Pearis was extremely passionate and would do whatever he could to get people to serve the Lord through MSC, said Dorothy Wilkinson, Pearis’s friend and co-worker. She knew him through the BGCT after he hired her, and she stayed friends with him from that point on.
“Sam was very dedicated to training the volunteers who served as leaders through MSC,” Wilkinson said. “He and his wife, Polly, who was a volunteer, gave their lives to the BGCT and Mission Service Corps.”
He was respected, honored and loved, Spurger said.
“There are people in the Kingdom today because of the faithful service of Sam Pearis,” Spurger said.
He is survived by his wife of 54 years Polly, his daughter Tamara, his son Barry, two brothers, six grandchildren and two great-granddaughters.

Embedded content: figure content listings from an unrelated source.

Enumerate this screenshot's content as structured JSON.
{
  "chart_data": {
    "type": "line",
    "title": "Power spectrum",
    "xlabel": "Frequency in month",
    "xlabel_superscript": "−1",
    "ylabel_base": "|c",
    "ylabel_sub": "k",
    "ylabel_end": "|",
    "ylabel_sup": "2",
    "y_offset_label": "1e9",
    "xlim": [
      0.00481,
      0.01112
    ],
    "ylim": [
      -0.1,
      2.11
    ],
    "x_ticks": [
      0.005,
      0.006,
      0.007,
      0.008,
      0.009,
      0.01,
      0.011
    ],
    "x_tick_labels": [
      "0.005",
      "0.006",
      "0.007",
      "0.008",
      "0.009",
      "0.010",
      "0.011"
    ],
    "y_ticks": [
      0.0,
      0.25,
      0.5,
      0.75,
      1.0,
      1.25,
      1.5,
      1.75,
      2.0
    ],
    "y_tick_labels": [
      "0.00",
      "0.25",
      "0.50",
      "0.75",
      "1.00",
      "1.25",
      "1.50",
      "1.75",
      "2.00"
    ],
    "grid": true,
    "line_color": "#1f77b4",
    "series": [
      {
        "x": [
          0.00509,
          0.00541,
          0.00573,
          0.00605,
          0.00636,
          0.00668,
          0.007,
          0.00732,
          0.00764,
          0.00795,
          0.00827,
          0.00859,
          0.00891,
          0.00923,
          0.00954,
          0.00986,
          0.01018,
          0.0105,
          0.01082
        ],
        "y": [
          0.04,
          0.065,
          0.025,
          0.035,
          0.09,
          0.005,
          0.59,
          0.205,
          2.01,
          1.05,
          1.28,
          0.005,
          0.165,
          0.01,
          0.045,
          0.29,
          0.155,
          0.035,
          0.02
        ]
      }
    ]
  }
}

Pearis wrote his own obituary, which makes sense to those who knew him best. He wanted to take care of everything, so he was working until the very end.
Viewing will be tonight from 5-9 p.m. at the Schertz Funeral Home, and the funeral service will be Thursday at 2:30 p.m. at FBC in Universal City.
Here is Pearis’s own obituary:
My day has come and I’m doing my last action for Polly here. She chose not to learn the computer (optimistically depending on me). Because of this, my final assignment is to announce my passing.
The attached Obituary has most of the details, and more will follow when known. Of course you are invited to the Viewing and Memorial Service. I’ll be at both of them. My demise was caused by Pulmonary Fibrosis, scarring in the lungs. If you are unfamiliar with this deadly disease, you can look it up on the Internet as I had to do. Or you can wait until we meet next time.
Thank you for making my life a more meaningful one. You helped me get my money’s worth in my 78 years.
Come see me. And if you Church of Christ people have trouble getting in, just tell the Gatekeeper that you are Baptist (doesn’t have to be “Southern” Baptist).
Thanks to my Grandson Dalton for help in sending this. If you wish to respond, the computer will be open for a few days. And then it CRASHES.
Note: All addresses and phone numbers will stay the same.